US President Joe Biden has spoken of aiming to get a “revitalised” PA to run Gaza. However the discussions in Cairo
with independents would seem to circumvent reinserting the PA’s control. It has been widely condemned internationally for corruption and for its refusal to condemn the October 7 attacks, as well as for its support for prisoners, including those who committed violent crimes against Israelis. Fatah controls
the PA, which is itself part of the PLO.
The technocrat administration plan, the JC was told, would involve the running of all current ministries, but only to the extent of restoring stability and rebuilding the devastated Strip, in coordination with international donors from Arab and Western countries. It would operate separately from whatever security arrangements are made to control internal violence and prevent clashes between any remaining gunmen in Gaza and Israeli forces.

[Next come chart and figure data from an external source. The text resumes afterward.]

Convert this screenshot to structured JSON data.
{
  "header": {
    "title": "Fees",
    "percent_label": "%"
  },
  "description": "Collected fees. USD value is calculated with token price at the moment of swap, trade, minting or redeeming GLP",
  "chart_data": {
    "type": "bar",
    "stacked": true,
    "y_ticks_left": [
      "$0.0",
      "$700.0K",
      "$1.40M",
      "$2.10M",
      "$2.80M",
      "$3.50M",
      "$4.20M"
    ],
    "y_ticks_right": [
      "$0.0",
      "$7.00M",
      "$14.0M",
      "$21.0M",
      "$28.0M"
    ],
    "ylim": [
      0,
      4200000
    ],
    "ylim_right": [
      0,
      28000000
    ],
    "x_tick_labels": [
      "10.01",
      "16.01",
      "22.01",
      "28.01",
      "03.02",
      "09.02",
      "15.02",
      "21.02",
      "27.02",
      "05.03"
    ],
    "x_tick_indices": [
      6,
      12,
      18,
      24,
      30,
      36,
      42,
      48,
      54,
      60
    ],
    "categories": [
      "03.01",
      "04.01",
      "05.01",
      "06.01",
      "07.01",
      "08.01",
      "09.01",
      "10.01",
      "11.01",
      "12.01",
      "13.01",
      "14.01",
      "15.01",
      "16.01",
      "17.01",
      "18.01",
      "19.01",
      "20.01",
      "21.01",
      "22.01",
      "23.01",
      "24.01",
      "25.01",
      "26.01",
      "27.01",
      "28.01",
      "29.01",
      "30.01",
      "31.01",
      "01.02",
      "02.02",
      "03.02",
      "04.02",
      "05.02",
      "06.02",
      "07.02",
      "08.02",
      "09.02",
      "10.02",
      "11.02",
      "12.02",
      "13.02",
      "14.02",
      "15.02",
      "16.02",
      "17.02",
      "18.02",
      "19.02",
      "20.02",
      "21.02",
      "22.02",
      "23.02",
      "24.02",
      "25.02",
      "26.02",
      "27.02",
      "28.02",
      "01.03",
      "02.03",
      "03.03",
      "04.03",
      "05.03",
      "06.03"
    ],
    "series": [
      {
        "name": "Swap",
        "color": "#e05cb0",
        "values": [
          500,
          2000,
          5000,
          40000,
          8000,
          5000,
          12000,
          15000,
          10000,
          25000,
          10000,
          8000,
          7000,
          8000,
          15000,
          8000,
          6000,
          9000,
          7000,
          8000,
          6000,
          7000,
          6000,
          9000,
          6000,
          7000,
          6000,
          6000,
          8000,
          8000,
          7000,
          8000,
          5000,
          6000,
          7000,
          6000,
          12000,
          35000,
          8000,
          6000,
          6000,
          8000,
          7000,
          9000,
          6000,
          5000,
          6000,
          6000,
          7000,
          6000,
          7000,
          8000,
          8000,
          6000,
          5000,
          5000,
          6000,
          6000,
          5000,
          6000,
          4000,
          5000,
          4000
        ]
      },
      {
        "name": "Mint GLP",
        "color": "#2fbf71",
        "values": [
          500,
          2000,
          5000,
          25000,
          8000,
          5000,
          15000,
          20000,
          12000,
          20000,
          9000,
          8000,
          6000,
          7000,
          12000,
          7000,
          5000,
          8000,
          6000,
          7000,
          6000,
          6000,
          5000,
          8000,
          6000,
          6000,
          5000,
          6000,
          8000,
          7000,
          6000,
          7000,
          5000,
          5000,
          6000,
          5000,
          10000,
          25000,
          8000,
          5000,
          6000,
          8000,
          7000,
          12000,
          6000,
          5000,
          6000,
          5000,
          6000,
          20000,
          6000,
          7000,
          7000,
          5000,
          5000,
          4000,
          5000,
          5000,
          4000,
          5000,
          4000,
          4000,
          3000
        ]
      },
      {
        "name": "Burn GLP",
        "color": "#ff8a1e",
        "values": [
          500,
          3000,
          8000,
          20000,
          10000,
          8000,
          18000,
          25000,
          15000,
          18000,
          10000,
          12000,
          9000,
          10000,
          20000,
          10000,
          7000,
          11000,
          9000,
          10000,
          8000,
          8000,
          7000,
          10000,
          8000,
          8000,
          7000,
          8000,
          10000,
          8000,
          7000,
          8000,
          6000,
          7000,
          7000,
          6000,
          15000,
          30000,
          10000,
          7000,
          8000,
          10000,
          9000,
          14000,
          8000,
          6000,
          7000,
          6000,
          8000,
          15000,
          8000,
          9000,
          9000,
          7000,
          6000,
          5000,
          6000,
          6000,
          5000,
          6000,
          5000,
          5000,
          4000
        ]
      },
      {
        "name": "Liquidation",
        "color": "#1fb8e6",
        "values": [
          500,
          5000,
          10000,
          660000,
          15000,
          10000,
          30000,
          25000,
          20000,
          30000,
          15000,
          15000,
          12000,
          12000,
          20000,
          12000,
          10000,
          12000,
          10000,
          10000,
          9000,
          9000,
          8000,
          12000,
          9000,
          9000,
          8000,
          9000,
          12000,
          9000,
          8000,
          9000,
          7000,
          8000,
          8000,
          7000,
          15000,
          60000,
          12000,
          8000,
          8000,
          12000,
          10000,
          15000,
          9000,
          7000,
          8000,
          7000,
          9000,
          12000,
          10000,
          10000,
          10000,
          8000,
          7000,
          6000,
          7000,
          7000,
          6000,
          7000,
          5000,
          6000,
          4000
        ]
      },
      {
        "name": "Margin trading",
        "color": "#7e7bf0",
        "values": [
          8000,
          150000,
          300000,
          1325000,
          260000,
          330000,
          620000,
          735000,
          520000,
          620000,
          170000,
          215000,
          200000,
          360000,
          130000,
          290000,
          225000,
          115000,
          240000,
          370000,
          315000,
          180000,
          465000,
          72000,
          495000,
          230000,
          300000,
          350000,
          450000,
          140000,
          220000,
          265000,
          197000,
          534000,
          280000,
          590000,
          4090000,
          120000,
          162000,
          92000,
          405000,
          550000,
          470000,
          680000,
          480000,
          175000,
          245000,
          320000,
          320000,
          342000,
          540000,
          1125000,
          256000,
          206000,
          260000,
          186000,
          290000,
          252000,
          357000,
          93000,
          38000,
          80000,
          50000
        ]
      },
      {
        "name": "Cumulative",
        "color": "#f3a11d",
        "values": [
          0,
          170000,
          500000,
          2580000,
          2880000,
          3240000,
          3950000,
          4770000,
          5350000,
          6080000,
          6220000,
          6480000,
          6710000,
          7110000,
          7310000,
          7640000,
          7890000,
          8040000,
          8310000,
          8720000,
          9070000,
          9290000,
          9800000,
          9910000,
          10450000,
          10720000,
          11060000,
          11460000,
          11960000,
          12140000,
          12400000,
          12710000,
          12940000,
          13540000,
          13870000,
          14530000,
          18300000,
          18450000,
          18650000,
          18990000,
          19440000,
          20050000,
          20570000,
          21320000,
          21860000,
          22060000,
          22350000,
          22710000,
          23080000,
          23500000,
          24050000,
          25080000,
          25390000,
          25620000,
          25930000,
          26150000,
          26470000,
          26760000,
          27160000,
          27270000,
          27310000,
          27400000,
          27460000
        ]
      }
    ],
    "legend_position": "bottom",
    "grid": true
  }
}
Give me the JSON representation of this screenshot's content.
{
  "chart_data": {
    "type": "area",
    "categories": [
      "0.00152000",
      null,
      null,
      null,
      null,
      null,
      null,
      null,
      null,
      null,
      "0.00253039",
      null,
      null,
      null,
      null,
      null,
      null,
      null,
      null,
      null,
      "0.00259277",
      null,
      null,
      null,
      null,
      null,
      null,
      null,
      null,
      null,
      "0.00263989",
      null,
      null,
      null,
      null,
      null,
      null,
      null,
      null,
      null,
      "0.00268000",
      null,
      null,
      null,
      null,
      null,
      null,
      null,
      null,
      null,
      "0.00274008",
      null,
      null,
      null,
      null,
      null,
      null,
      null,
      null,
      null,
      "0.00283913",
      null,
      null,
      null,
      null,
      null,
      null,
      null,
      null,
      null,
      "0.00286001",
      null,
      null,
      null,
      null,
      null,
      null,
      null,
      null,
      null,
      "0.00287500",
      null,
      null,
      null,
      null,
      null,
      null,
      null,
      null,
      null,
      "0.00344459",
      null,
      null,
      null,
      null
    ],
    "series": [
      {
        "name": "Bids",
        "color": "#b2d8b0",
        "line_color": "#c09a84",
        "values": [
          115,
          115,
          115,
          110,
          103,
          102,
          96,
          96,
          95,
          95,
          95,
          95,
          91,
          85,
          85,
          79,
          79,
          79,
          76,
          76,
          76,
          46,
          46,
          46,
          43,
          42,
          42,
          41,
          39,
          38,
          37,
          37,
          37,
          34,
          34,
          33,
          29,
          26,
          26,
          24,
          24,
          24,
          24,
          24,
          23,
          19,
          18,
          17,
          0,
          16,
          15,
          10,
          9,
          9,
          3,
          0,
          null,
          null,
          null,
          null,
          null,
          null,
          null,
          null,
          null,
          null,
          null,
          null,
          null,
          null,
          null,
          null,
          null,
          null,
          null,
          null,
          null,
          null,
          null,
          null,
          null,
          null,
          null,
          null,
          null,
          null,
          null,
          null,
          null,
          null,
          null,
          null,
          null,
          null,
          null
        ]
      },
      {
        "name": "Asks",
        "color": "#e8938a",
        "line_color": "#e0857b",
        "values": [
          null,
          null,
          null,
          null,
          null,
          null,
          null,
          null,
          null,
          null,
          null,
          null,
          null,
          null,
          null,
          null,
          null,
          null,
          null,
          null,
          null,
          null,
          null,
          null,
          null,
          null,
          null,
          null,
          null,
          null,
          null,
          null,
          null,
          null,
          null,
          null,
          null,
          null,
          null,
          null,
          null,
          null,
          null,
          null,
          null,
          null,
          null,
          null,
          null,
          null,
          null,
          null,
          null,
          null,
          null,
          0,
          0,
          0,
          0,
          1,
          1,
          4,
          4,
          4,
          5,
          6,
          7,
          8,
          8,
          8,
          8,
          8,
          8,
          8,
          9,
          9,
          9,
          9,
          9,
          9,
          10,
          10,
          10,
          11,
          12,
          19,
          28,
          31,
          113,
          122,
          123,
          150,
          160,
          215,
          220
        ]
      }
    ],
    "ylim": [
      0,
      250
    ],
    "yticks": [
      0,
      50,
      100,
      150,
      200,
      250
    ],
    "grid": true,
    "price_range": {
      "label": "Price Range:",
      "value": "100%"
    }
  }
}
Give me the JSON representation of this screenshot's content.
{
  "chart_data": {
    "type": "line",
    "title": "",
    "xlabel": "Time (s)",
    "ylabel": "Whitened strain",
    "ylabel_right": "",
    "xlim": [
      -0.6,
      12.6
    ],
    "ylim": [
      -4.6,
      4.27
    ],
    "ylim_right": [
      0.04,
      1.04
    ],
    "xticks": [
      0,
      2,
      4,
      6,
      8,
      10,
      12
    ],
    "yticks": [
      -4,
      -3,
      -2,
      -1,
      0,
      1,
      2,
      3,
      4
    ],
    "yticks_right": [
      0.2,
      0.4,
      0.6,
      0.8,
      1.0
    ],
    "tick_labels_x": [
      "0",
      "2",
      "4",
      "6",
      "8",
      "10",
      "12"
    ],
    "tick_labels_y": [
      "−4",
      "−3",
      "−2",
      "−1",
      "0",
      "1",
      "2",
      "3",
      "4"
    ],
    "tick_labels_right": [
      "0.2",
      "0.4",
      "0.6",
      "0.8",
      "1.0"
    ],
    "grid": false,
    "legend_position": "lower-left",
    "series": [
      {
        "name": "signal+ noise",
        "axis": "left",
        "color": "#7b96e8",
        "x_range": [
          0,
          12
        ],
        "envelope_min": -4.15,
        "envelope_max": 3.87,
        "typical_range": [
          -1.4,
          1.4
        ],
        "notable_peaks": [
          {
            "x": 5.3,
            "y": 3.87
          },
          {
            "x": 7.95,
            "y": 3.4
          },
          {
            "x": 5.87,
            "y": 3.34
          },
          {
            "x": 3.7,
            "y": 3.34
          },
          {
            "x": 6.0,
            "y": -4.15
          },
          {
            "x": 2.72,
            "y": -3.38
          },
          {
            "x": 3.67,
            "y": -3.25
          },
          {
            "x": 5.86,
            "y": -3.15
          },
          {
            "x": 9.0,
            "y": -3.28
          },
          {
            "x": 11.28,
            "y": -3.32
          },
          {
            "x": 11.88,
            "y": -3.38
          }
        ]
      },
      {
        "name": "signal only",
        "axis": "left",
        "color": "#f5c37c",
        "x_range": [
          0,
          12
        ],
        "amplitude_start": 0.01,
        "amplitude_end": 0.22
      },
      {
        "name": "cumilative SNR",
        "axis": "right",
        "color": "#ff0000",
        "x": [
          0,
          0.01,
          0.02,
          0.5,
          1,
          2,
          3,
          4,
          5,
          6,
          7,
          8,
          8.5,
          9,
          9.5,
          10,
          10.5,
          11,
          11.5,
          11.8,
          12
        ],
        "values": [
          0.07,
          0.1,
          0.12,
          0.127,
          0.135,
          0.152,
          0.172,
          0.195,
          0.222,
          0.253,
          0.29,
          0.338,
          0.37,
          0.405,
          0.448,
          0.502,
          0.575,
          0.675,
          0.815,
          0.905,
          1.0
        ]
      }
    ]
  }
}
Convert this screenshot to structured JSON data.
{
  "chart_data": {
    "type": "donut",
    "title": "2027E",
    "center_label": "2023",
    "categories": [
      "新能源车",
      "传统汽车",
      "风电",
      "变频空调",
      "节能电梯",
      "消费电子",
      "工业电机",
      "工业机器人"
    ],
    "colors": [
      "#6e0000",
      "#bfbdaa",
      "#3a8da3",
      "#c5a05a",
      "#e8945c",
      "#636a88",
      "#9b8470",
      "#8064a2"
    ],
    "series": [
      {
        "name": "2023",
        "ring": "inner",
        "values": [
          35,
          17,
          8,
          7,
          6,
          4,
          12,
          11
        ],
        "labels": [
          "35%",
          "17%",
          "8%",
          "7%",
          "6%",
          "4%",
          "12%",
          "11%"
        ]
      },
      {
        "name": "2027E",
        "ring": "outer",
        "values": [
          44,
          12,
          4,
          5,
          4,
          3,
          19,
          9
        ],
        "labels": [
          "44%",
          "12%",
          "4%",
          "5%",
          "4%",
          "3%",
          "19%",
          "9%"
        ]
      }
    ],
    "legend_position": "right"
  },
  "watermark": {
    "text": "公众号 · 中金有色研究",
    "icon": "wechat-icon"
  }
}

“We reject being ‘planted’ or imposed in Gaza by Israel, and we
cannot be seen as being in any way in cahoots with the Israelis,” said a source, “but we assume they would find the plan acceptable.”
He added: “We know that the majority of Palestinians inside
Gaza are contemptuous of Hamas and Fatah, and would support the removal of both groups from power.”

Fatah lost armed control of the Gaza Strip in four days of bloody fighting against Hamas in 2007.
Its popularity crumbling after years of corrupt and ineffective rule over Gaza, Fatah had lost an election for the Palestinian parliament in Gaza and the West Bank the year before. According to the scenario envisaged by the Oslo Accords and its security provisions, security control was supposed, nevertheless, to have remained with forces loyal to Mahmoud
Abbas, so its overthrow in Gaza was illegal.
Most of the independents gathered in Cairo were able to leave Gaza via the Rafah crossing despite an Egyptian near-blockade.